Astrid was staring at me. “Eloise, you may choose only from
this
rack or
that
rack.”

This rack or that rack
were filled with one outer-space dress after another. I slid monstrosity after monstrosity along the racks, praying that one would be tolerable. I settled for not-asymmetrical.

“I’ll go with this,” I said, holding up a shiny dark purple minidress that felt like one of those thin, rubbery Halloween masks of a monster or ex-president.

Price tag: $2,300.

I glanced at my bridesmaids. Jane, Amanda and Natasha (all of whom I
asked
to be my bridesmaids, and Beth and Philippa (both of whom
told
me they were going to be my bridesmaids) had variations of relief and “But that one isn’t much better!” on their faces.

Astrid was disappointed. “Eloise, it’s my experienced opinion that this one—” she held up the toilet-bowl dress “—would suit your bridal party better.”
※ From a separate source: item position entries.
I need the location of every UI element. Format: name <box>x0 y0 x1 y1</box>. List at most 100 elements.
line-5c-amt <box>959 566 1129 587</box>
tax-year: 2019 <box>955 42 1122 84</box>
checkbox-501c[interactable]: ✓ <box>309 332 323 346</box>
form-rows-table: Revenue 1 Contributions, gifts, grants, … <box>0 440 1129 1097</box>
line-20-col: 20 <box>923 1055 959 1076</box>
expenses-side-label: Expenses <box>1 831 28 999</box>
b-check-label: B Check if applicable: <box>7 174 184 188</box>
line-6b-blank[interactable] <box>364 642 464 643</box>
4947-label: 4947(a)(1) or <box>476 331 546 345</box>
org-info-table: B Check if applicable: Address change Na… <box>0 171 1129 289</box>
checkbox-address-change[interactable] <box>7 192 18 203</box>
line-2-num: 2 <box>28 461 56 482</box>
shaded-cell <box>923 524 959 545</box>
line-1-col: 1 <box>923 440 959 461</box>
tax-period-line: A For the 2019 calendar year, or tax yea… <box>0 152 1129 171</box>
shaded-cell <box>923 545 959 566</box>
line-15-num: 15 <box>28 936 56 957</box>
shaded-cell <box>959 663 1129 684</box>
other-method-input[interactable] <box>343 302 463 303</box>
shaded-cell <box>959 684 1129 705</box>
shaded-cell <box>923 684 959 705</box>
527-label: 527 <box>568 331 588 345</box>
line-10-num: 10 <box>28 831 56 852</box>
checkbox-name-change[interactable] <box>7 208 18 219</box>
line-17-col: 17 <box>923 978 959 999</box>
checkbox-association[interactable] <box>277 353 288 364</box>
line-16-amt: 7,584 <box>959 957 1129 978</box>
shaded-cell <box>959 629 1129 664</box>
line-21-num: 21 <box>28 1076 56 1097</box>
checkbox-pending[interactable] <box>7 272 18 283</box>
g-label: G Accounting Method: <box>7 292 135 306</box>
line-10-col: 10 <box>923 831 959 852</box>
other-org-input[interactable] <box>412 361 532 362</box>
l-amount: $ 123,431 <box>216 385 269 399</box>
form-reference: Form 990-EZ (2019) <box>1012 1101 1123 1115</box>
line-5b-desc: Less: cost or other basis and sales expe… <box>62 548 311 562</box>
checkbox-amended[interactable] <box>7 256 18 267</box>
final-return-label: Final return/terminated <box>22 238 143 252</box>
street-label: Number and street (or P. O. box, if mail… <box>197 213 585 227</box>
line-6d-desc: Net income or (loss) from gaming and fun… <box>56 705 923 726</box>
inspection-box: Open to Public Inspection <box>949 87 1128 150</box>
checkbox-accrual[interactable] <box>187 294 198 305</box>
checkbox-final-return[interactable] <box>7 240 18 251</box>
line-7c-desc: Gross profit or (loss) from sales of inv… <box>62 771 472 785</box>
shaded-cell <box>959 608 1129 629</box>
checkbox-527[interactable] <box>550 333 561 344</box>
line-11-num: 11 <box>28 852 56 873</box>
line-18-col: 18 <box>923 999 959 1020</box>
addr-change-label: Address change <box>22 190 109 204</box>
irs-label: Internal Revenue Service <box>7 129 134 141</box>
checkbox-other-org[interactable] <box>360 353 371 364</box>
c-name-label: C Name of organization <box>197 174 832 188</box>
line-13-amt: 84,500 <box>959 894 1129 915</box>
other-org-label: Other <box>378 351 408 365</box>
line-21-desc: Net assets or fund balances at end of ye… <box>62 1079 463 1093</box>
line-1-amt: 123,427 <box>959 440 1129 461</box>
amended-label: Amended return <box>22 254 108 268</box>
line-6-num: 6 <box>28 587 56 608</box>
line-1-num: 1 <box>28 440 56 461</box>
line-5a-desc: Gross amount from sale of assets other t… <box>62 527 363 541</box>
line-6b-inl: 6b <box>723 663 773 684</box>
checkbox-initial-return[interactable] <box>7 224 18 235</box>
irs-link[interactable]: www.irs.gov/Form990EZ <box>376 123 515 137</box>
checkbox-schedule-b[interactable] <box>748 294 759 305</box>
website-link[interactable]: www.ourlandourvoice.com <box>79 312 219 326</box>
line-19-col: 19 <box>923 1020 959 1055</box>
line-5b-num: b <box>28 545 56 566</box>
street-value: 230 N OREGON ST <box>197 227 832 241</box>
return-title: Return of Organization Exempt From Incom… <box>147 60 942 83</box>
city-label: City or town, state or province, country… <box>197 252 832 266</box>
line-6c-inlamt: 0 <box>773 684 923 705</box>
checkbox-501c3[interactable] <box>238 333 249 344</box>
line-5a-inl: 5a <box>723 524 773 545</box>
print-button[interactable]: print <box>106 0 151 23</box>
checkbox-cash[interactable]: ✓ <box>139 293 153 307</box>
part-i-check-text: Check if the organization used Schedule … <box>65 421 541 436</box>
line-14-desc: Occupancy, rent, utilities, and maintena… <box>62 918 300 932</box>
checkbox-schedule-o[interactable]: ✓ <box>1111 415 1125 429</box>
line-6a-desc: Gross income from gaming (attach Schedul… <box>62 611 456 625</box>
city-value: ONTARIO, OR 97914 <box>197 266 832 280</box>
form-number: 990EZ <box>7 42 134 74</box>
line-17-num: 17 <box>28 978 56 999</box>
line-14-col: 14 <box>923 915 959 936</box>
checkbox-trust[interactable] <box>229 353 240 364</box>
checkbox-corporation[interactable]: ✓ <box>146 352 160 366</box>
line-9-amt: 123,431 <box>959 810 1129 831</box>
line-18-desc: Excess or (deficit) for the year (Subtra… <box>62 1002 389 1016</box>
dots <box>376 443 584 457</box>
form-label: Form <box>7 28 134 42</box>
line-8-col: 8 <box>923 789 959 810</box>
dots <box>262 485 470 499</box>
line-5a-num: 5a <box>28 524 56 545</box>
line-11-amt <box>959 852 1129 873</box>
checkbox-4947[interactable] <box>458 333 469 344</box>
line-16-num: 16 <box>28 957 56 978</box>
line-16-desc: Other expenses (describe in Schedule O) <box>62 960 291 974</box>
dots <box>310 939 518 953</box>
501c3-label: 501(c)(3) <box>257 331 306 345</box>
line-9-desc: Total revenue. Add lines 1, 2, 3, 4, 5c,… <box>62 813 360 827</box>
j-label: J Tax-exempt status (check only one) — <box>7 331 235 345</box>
Yeah, because rubber felt great against the skin. And because the color of dog poop—metallic dog poop, at that—looked fabulous with every skin tone. And who didn’t love a collar on a formal dress!

All heads whipped to me.

“But, Astrid, you did say this rack or that rack,” I responded. “And I did find this on
that
rack.”

She peered at me over the top of her silly square eyeglasses, then swiveled on her high heels. Her pristine white cashmere wrap almost hit me in the face. “Ellen, document Eloise’s selection,” she instructed the fashion editor.

Ah, victory. Pyrrhic, but it still felt good.

Astrid turned to the articles editor, Maura, whom everyone secretly called “Mini-Astrid.” With her copycat Louise Brooks bob, tiny eyeglasses and fake pashmina wrap, Maura looked exactly like Astrid, except that Astrid was five-ten and Maura five-two. “Maura, for the bridesmaid-dress sidebar, highlight the many Post-Mod brand dresses at It’s Your Day and how Eloise loved them all so much that she spent the night on a lovely lace-covered cot in a large private dressing room in the tony bridal salon ‘to sleep’ on her selection. She awoke from a dream about the raven-eggplant dress sans neck accompaniment and knew it was the one for her bridal party. Note that she called her bridesmaids, who rushed over at the crack of dawn to see her selection. Discuss in detail the colors, fabrics and price points, which celebrities the dresses would suit, such as the Hilton sisters, Sarah Jessica, Britney, Christina and Pink, and add that Natalie Portman and Hilary Duff were rumored to have been spotted trying on Post-Mod brand dresses. Find out if we can get at least a B-list actress who recently married to agree to ‘look’ at the dress.”